Fenomena ketiga adalah terjebaknya air di lembah kars,
membentuk rawa atau danau kars. Jumlahnya sangat banyak. Rawa yang terkenal
misalnya rawarawa di wilayah Gergaji-Marang yang dikenal sebagai Danau Tebo.
Lembahnya sendiri merupakan fenomena melarutnya kars secara perlahan-lahan.
Dasarnya membentuk polje, suatu tegalan kars yang memanjang mengikuti arah
lembah.
Tegalan ini dapat berupa rawa, kolam, atau danau,
kemudian airnya merembes ke bawah. Rembesannya keluar pada gua-gua di bawahnya.

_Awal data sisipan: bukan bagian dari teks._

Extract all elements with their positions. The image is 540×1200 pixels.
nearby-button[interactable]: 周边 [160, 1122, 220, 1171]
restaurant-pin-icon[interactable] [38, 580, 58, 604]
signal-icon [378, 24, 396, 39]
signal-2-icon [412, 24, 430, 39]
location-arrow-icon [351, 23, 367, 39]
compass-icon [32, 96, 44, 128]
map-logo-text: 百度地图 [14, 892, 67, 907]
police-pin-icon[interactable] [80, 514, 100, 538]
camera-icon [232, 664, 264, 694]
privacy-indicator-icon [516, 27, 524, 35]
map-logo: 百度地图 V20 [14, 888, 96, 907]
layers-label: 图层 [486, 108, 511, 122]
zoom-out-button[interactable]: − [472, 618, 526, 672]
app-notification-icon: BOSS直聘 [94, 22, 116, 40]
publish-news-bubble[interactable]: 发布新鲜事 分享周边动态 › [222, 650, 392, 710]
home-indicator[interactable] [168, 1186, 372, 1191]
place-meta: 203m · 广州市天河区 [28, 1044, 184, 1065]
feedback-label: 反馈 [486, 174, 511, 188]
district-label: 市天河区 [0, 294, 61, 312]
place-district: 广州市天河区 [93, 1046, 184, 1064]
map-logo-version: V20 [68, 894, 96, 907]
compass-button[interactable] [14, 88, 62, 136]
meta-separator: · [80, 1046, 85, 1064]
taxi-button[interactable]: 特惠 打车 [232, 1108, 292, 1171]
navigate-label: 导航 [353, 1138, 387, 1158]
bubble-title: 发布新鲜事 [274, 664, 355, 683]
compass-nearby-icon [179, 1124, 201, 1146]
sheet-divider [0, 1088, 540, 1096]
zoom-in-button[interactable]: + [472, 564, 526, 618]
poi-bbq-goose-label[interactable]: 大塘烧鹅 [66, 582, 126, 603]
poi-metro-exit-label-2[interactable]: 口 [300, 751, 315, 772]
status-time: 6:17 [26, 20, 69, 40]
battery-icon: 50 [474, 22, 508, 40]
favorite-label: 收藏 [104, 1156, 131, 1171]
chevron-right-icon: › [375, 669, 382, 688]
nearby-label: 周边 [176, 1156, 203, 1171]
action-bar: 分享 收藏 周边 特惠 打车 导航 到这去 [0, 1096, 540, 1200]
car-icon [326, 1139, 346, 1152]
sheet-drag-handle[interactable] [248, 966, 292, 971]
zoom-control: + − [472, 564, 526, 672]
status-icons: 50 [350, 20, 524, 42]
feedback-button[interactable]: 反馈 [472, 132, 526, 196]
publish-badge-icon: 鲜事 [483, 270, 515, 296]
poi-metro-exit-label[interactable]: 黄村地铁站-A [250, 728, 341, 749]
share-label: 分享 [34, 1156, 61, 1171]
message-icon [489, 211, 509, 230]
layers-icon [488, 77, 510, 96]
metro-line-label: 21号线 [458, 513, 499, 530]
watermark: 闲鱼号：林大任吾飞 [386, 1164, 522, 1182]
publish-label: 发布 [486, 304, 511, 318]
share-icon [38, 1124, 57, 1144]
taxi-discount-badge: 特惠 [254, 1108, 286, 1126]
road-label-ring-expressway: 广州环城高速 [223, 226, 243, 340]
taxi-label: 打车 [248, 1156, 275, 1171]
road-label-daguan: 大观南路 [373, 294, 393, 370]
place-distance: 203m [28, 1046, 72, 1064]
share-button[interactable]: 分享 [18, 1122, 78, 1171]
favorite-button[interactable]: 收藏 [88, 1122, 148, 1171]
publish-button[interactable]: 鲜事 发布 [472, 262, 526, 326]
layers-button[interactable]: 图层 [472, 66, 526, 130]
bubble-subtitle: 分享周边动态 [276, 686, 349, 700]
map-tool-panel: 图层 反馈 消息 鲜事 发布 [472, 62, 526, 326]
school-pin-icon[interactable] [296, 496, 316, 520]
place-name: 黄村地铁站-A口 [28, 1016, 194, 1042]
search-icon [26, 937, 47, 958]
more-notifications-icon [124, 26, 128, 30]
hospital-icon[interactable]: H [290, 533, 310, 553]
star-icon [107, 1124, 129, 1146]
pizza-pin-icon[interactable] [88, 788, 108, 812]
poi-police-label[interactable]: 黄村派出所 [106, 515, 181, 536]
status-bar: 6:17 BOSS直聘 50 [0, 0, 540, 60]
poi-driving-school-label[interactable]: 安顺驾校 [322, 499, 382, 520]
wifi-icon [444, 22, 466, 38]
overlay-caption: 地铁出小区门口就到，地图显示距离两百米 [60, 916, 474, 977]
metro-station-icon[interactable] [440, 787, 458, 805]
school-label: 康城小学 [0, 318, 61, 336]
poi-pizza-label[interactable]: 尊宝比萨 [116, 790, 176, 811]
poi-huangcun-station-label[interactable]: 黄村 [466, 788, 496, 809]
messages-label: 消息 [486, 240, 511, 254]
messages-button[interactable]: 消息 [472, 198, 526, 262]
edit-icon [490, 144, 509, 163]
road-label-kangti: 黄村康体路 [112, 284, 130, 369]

Masyarakat menyebut fenomena kars ini sebagai
lubang-sungai. Gua-gua seperti di sini umumnya pendek dan hanya mempunyai satu
muara gua.
Arah lorongnya cenderung tegak lurus terhadap arah gua
sejajar di atasnya. Pada skala kecil, gua-gua ini disebut tebot dengan air yang
k eluar dari batuan kars disebut air metam berupa air jernih yang biasanya
dapat langsung diminum.
Sekarang dijuluki pula air aqua. Penduduk sangat suka
mandi di muara air metam yang bertemu dengan aliran sungai utama. Kolam-kolam
air kars ini, baik yang di puncak gunung maupun di kaki gunung, mempunyai
ikan-ikan yang ukurannya dapat mencapai panjang satu meter.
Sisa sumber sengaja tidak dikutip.